4A Lab Seminar
Hanin Hannouch: Gustav Fritsch: Three-Color Photography and Nature in the German Empire
"Panorama von Daressalam" By Robert Lohmeyer. In: Die Deutschen Kolonien (edited by Kurd Schwabe, Published by Carl Weller, Berlin 1910).
This presentation traces German anthropologist and racial hygienist Gustav Fritsch's (1832-1927) preoccupation with three-color photography and its complex relationship to Nature in the Kaiserreich. Fritsch considered the photographic plate to be the equivalent of the retina. In doing so, he initially followed the analogy between the camera and the human eye, which has shaped the way in which "vision" was thought to operate since the advent of photography. In order to improve the color photographic process, he conducted a histological study of human and animal retinas which he illustrated using three-color photomicrographic images. Expanding the paradigm of mechanical objectivity, he claimed that the results of his inquiry (as with most investigations about color photography) were given directly to the scientist by the personification of Nature. Moreover, Fritsch participated in the widely successful two-volume color photobook Die Deutschen Kolonien (edited by Kurd Schwabe, published by Carl Weller, 1910). He framed its color photographs of landscapes, taken by Robert Lohmeyer in the colonies of the Kaiserreich, as Nature's own autoportrait. In doing so, three-color photography was purported to emanate from Nature itself and to mimic the victory of colonial project.

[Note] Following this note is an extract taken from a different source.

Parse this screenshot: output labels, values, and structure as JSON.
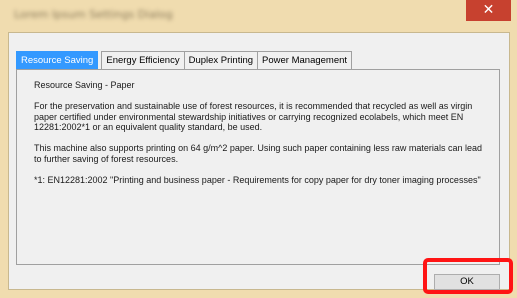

Hanin Hannouch is a postdoctoral researcher at the Ethnologisches Museum, Berlin State Museums (Prussian Cultural Heritage Foundation) in cooperation with the Max-Planck Kunsthistorisches Institut in Florenz. Her projects on color photography are numerous: besides her monograph on color photography in Imperial Germany, currently in preparation, she is the volume editor of Gabriel Lippmann's Colour Photography: Science, Media, Museums with Amsterdam University Press (late 2021/early 2022) and the guest editor of another special issue dedicated entirely to three-color photography, out in April 2022. She was previously a postdoctoral researcher at the KHI's 4A Lab: Art Histories, Archaeologies, Anthropologies, Aesthetics and at the Berlin State Museums and international fellow at the German Maritime Museum: Leibniz Institute for Maritime History (DSM). She received her PhD from IMT Lucca, School for Advanced Studies (2017) with a dissertation titled Art History as Janus: Sergei Eisenstein on the Visual Arts after her International Masters in Art History and Museology (IMKM) at the Ecole du Louvre in Paris and the University of Heidelberg (2014), and another Masters (2012) and BA at Université Saint-Esprit de Kaslik.